I heard somewhere that when you feel a negative emotion and you react in a negative manner, it is often because you are lacking the exact opposite of that thing in your life. So, in my case, reacting in an isolating way meant that I was severely lacking a sense of community or social contact.
Finding solace in an accessible way
Part of this problem was that I was so fixated on missing those moments before I got ill, and further exhausting myself by trying so hard to recreate those experiences when not only am I not the same person, but I also don’t have the energy that I used to. I was setting myself up for failure because deep down, I knew my body couldn’t keep up. Eventually it dawned on me that I was doing so, and that I needed to find a new, accessible way to create new moments with new people.
I used to feel alone – until I met friends through gaming
I have met some of the nicest people through playing my favorite video games. We’ve entered a match together, messed around in-game, and then added each other as friends just to have someone the play with. Something so simple changed my life because, a lot of these people have ended up becoming my friends.
We play these games for hours, joking around and sometimes even having some serious life talks. I’ve found individuals that have made me laugh until my stomach hurts again, all the while doing something that I love and that is accessible for me and the state of my health.
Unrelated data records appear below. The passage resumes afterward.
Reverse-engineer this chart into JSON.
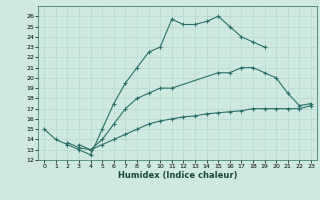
{
  "xlabel": "Humidex (Indice chaleur)",
  "bg_color": "#cfe8e0",
  "line_color": "#2a7068",
  "grid_color": "#b8d8d0",
  "xlim": [
    -0.5,
    23.5
  ],
  "ylim": [
    12,
    27
  ],
  "xticks": [
    0,
    1,
    2,
    3,
    4,
    5,
    6,
    7,
    8,
    9,
    10,
    11,
    12,
    13,
    14,
    15,
    16,
    17,
    18,
    19,
    20,
    21,
    22,
    23
  ],
  "yticks": [
    12,
    13,
    14,
    15,
    16,
    17,
    18,
    19,
    20,
    21,
    22,
    23,
    24,
    25,
    26
  ],
  "line1_x": [
    0,
    1,
    2,
    3,
    4,
    5,
    6,
    7,
    8,
    9,
    10,
    11,
    12,
    13,
    14,
    15,
    16,
    17,
    18,
    19
  ],
  "line1_y": [
    15,
    14,
    13.5,
    13,
    12.5,
    15,
    17.5,
    19.5,
    21,
    22.5,
    23,
    25.7,
    25.2,
    25.2,
    25.5,
    26,
    25,
    24,
    23.5,
    23
  ],
  "line2_x": [
    2,
    3,
    4,
    5,
    6,
    7,
    8,
    9,
    10,
    11,
    15,
    16,
    17,
    18,
    19,
    20,
    21,
    22,
    23
  ],
  "line2_y": [
    13.7,
    13.2,
    13,
    14,
    15.5,
    17,
    18,
    18.5,
    19,
    19,
    20.5,
    20.5,
    21,
    21,
    20.5,
    20,
    18.5,
    17.3,
    17.5
  ],
  "line3_x": [
    3,
    4,
    5,
    6,
    7,
    8,
    9,
    10,
    11,
    12,
    13,
    14,
    15,
    16,
    17,
    18,
    19,
    20,
    21,
    22,
    23
  ],
  "line3_y": [
    13.5,
    13,
    13.5,
    14,
    14.5,
    15,
    15.5,
    15.8,
    16,
    16.2,
    16.3,
    16.5,
    16.6,
    16.7,
    16.8,
    17,
    17,
    17,
    17,
    17,
    17.3
  ]
}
Things may not be the same, but they make sense for where I’m at
Of course, I will always miss the days where I was up drinking and playing games with friends in person until 1AM. I will always miss the version of myself before I was ill. It can be challenging meeting new people while being ill, and it was precisely that thought that had me down in the dumps for so long. Now, I have people who can help me forget about my worries and enjoy the present moment. I’ve found something that works for me and helps me prioritize my health, as well as connecting with people who enjoy the same things as I do.